30 ans : la période des signaux
Biologie : le rapport collagène Type III/Type I commence à changer ; la production d'HA commence à diminuer ; les ridules apparaissent ; les rides du front et du sourire deviennent plus prononcées.
Priorités : le rétinoïde 0,5-1 % est intégré à la routine, la niacinamide est ajoutée, la vitamine C tous les matins, les sérums peptidiques sont en jeu. La mésothérapie 2-3 séances par an est précieuse.
Professionnel : micro-aiguilletage en forfaits de 2-3 séances, léger Botox (prévention des rides dynamiques), premier skin booster (milieu de la trentaine).
35 ans : un tournant spécifique à l'âge. Le ralentissement biologique est visible pour la première fois. Un protocole régulier commencé à cet âge détermine le visage 10 ans plus tard.
40 ans : la période de réparation
Biologie : la perte de collagène s'accélère, l'HA diminue, l'ovale du visage s'adoucit, la mâchoire devient moins définie, la pigmentation s'accentue.

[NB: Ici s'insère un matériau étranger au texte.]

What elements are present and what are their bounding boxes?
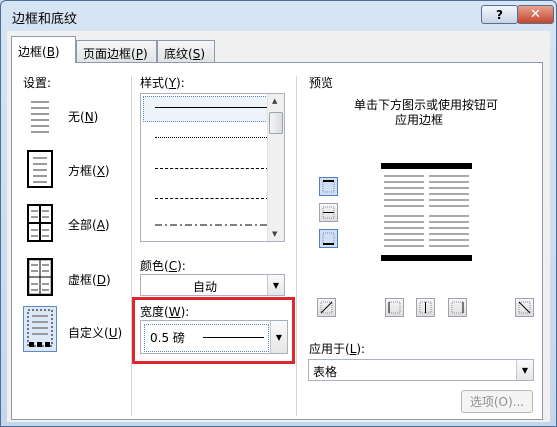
apply-to-value: 表格 xyxy=(313,365,338,379)
dialog-window: 边框和底纹 ? ✕ 边框(B) 页面边框(P) 底纹(S) 设置: 无(N) 方… xyxy=(0,0,557,427)
width-value: 0.5 磅 xyxy=(150,331,185,345)
style-selected-row[interactable] xyxy=(143,96,268,122)
setting-none-label: 无(N) xyxy=(68,110,99,124)
style-listbox[interactable]: ▲ ▼ xyxy=(140,93,285,242)
inside-horizontal-border-icon xyxy=(322,206,335,219)
tab-borders[interactable]: 边框(B) xyxy=(11,36,76,63)
bottom-border-icon xyxy=(322,232,335,245)
chevron-down-icon: ▼ xyxy=(272,280,280,290)
help-icon: ? xyxy=(496,7,503,22)
color-dropdown[interactable]: 自动 ▼ xyxy=(140,274,285,296)
left-border-button[interactable] xyxy=(385,298,404,317)
inside-vertical-border-button[interactable] xyxy=(416,298,435,317)
apply-to-dropdown-arrow[interactable]: ▼ xyxy=(516,360,533,380)
setting-none-button[interactable] xyxy=(23,93,57,139)
color-label: 颜色(C): xyxy=(140,259,186,273)
setting-all-button[interactable] xyxy=(23,200,57,246)
preview-top-border[interactable] xyxy=(381,163,472,169)
no-border-icon xyxy=(31,101,49,133)
diagonal-down-icon xyxy=(320,301,333,314)
style-option-dashed[interactable] xyxy=(155,198,269,199)
apply-to-dropdown[interactable]: 表格 ▼ xyxy=(308,359,534,381)
width-dropdown[interactable]: 0.5 磅 ▼ xyxy=(140,320,288,354)
chevron-down-icon: ▼ xyxy=(521,365,529,375)
setting-grid-label: 虚框(D) xyxy=(68,273,111,287)
close-icon: ✕ xyxy=(530,7,541,22)
bottom-border-button[interactable] xyxy=(319,229,338,248)
setting-grid-button[interactable] xyxy=(23,254,57,300)
tab-borders-label: 边框( xyxy=(18,45,47,59)
setting-custom-button[interactable] xyxy=(23,306,57,352)
custom-border-icon xyxy=(27,309,53,347)
scroll-thumb[interactable] xyxy=(269,112,283,134)
tab-borders-end: ) xyxy=(54,45,60,59)
style-scrollbar[interactable]: ▲ ▼ xyxy=(267,94,284,241)
preview-heading: 预览 xyxy=(309,76,334,90)
setting-all-label: 全部(A) xyxy=(68,218,110,232)
tab-page-border[interactable]: 页面边框(P) xyxy=(76,40,157,62)
box-border-icon xyxy=(27,150,53,188)
chevron-down-icon: ▼ xyxy=(275,332,283,342)
options-button[interactable]: 选项(O)... xyxy=(461,390,533,413)
style-option-dotted[interactable] xyxy=(155,137,269,138)
width-dropdown-arrow[interactable]: ▼ xyxy=(270,321,287,353)
all-borders-icon xyxy=(27,204,53,242)
right-border-icon xyxy=(451,301,464,314)
preview-hint-line2: 应用边框 xyxy=(395,113,444,127)
tab-page-border-key: P xyxy=(135,47,143,61)
grid-border-icon xyxy=(27,258,53,296)
tab-shading-label: 底纹( xyxy=(164,47,193,61)
color-value: 自动 xyxy=(193,280,218,294)
inside-horizontal-border-button[interactable] xyxy=(319,203,338,222)
tab-borders-key: B xyxy=(46,45,55,59)
style-option-dash-dot[interactable] xyxy=(155,224,269,226)
apply-to-label: 应用于(L): xyxy=(309,342,366,356)
top-border-button[interactable] xyxy=(319,177,338,196)
inside-vertical-border-icon xyxy=(419,301,432,314)
tab-shading[interactable]: 底纹(S) xyxy=(157,40,215,62)
setting-box-button[interactable] xyxy=(23,146,57,192)
width-label: 宽度(W): xyxy=(140,305,190,319)
tab-shading-end: ) xyxy=(200,47,205,61)
border-preview[interactable] xyxy=(381,163,472,263)
top-border-icon xyxy=(322,180,335,193)
style-option-dashed-small[interactable] xyxy=(155,168,269,169)
column-divider-right xyxy=(296,76,297,416)
tab-page-border-label: 页面边框( xyxy=(83,47,136,61)
setting-box-label: 方框(X) xyxy=(68,164,110,178)
style-label: 样式(Y): xyxy=(140,76,185,90)
scroll-up-icon[interactable]: ▲ xyxy=(272,97,277,105)
help-button[interactable]: ? xyxy=(481,5,518,24)
preview-bottom-border[interactable] xyxy=(381,255,472,261)
dialog-title: 边框和底纹 xyxy=(12,12,78,27)
color-dropdown-arrow[interactable]: ▼ xyxy=(267,275,284,295)
diagonal-up-icon xyxy=(518,301,531,314)
diagonal-down-border-button[interactable] xyxy=(317,298,336,317)
close-button[interactable]: ✕ xyxy=(517,5,554,24)
settings-heading: 设置: xyxy=(23,76,52,90)
left-border-icon xyxy=(388,301,401,314)
setting-custom-label: 自定义(U) xyxy=(68,326,123,340)
column-divider-left xyxy=(131,76,132,416)
right-border-button[interactable] xyxy=(448,298,467,317)
scroll-down-icon[interactable]: ▼ xyxy=(272,230,277,238)
width-line-sample xyxy=(203,337,264,338)
title-bar: 边框和底纹 ? ✕ xyxy=(1,1,556,31)
tab-page-border-end: ) xyxy=(142,47,148,61)
style-option-solid[interactable] xyxy=(155,107,269,108)
diagonal-up-border-button[interactable] xyxy=(515,298,534,317)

Priorités : rétinoïde à concentration réelle (trétinoïne 0,05-0,1 %), équilibre AHA, agents anti-pigmentation (acide tranexamique, niacinamide 10 %, acide azélaïque).
Professionnel : 1 à 2 lasers fractionnés par an, 2 micro-aiguilles RF par an, maintien du skin booster, Botox régulier, comblement selon la perte de volume (filtré avancé, faible volume, ciblé).
45 ans : fenêtre de décision idéale pour le HIFU ou le lifting par fils — le relâchement vient de commencer, la structure répond encore à l'intervention.
50 ans : la période de la ménopause
Biologie : la baisse d'œstrogènes affecte gravement la peau ; perte rapide de collagène (jusqu'à 30 % en 5 ans), sécheresse prononcée, la pigmentation change.
Priorités : formules spécifiques à la ménopause (phytoestrogènes, niacinamide, rétinal), produits topiques à base de facteurs de croissance, hydratation intense.
Professionnel : RF/HIFU agressif pour prévenir le relâchement, 1 laser fractionné plus intense par an, mise à jour sérieuse de l'architecture des comblements (milieu du visage, cernes, tempes, mâchoire), micro-aiguilletage assisté par PRP ou exosomes.
60 ans et plus : protection et renouvellement sélectif
Biologie : collagène à faible niveau mais stable ; la qualité des tissus est déterminante ; le relâchement est important.
Priorités : routine simple mais cohérente (nettoyage doux + rétinal ou faible rétinoïde + hydratation intense + SPF) ; approche axée sur la protection de la barrière.
Professionnel : traitements énergétiques sélectifs (1 laser/RF par an), comblements ciblés, maintien du Botox, bon moment pour la chirurgie si nécessaire.
Logique : l'objectif est de "maintenir en bonne santé" plutôt que de "revenir en arrière". Un visage bien vieilli à 60 ans est bien plus puissant qu'un visage exagéré à 35 ans.
"La peau que vous protégez dans la vingtaine est celle qui vous saluera dans la soixantaine."